What Cooperman is saying, with remarkable candor, is that non-financial professionals — even if they're the best practitioners their fields have ever known — will never accumulate the kind of wealth that a moderately talented financier can create. There are "rich" athletes, actors, and Fortune 500 CEOs, none of whom will ever approach Cooperman and his ilk in terms of actual wealth. (For more on the "rich" vs. "wealthy" dichotomy, see Professor Chris Rock's famous colloquy on the subject.)
To his credit, Cooperman admits that he's a classic case of "right place, right time" wealth. He got a job at Goldman Sachs one day after graduating from Columbia Business School, right as the bank was transforming from a small partnership to a multinational firm. He rode the up escalator at Goldman, and when he felt he'd learned enough, he launched his own hedge fund, Omega Advisors.
As big hedge funds go, Omega is solidly middle-of-the-pack — it's made double-digit returns some years, but it's lost badly in other years, and it's rarely mentioned in the same breath as legendary funds like Tiger Management and SAC Capital. But the structure of hedge-fund fees — 2 percent of assets under management, and 20 percent of gains, or thereabouts — means that Cooperman could have become a billionaire even if Omega had never beaten the S&P 500. Just by showing up and continuing to raise money, his 2 percent take guarantees a certain level of lifelong comfort.

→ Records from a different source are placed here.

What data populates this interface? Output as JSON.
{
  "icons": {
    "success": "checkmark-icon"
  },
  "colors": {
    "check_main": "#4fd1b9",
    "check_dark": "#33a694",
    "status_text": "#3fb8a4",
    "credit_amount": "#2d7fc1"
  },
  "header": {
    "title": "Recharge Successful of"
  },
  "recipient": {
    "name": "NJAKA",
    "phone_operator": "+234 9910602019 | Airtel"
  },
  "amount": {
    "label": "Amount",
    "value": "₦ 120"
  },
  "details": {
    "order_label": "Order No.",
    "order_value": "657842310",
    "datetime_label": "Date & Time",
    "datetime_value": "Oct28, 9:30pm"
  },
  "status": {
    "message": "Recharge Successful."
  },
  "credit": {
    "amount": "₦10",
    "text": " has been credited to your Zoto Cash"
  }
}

Compare Cooperman's financial outlook to this week's New York cover story about Grizzly Bear, a band that — at present — ranks among its musical peers at least as well as Cooperman ranks among his fellow hedge-fund managers. Despite selling out a concert at Radio City, some of Grizzly Bear's members don't even have health insurance. One lives in a 450-square-foot apartment, probably smaller than one of Cooperman's walk-in closets.
Here, Cooperman might argue that his work ethic sets him apart. "He rarely gets home before 9 p.m., and most evenings he has a business dinner after leaving the office," Freeland writes. But successful people in all industries (and, for that matter, people making minimum wage) also work 100-hour weeks.

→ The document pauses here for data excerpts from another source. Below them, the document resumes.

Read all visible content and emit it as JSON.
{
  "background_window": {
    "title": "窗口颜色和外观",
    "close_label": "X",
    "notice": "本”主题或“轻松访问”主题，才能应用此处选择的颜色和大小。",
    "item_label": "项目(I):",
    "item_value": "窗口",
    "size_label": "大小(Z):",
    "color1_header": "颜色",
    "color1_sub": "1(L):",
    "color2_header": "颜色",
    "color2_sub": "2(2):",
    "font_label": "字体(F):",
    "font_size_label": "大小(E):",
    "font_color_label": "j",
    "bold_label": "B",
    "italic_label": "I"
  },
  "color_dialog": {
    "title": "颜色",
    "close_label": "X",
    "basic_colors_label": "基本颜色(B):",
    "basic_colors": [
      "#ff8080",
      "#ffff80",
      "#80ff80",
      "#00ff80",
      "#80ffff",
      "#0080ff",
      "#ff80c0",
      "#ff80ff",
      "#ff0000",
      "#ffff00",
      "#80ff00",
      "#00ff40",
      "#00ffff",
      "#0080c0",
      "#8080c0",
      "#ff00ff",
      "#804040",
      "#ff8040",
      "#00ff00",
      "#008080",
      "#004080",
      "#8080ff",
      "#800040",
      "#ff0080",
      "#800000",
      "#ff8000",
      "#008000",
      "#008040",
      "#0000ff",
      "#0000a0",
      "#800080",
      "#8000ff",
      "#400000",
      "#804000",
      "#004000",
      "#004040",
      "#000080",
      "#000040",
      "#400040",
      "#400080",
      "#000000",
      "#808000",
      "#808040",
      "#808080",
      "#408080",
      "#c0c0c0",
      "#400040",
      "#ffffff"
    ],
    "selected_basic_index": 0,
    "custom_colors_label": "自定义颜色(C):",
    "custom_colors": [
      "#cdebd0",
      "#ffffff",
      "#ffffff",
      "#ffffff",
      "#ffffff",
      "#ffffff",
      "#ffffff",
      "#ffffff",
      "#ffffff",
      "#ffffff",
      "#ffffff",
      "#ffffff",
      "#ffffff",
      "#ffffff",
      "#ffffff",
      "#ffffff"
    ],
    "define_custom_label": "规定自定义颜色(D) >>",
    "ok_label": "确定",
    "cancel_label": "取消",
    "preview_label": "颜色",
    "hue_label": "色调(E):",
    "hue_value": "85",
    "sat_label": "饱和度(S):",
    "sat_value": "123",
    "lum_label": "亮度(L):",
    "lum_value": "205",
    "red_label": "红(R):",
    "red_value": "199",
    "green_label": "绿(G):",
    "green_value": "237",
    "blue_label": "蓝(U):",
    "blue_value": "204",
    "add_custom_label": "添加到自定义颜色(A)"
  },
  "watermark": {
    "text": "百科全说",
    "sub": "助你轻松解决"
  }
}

What's different is that Grizzly Bear's financial comfort is directly correlated to its hard work. If the band stops touring and never produces another hit song again, its members will run out of money. But even when Cooperman screws up — like, say, in 1998, when Omega put more than $100 million into an ill-fated takeover bid for the state-owned oil company of Azerbaijan — he still makes money hand over fist.
That, to my mind, is one of the most striking realities about income inequality in America. If you're a member of any other profession, you have to be in the top one percent by talent, at least, to have a chance of creating wealth — the true, generational kind that is passed down to heirs and used to start philanthropic empires.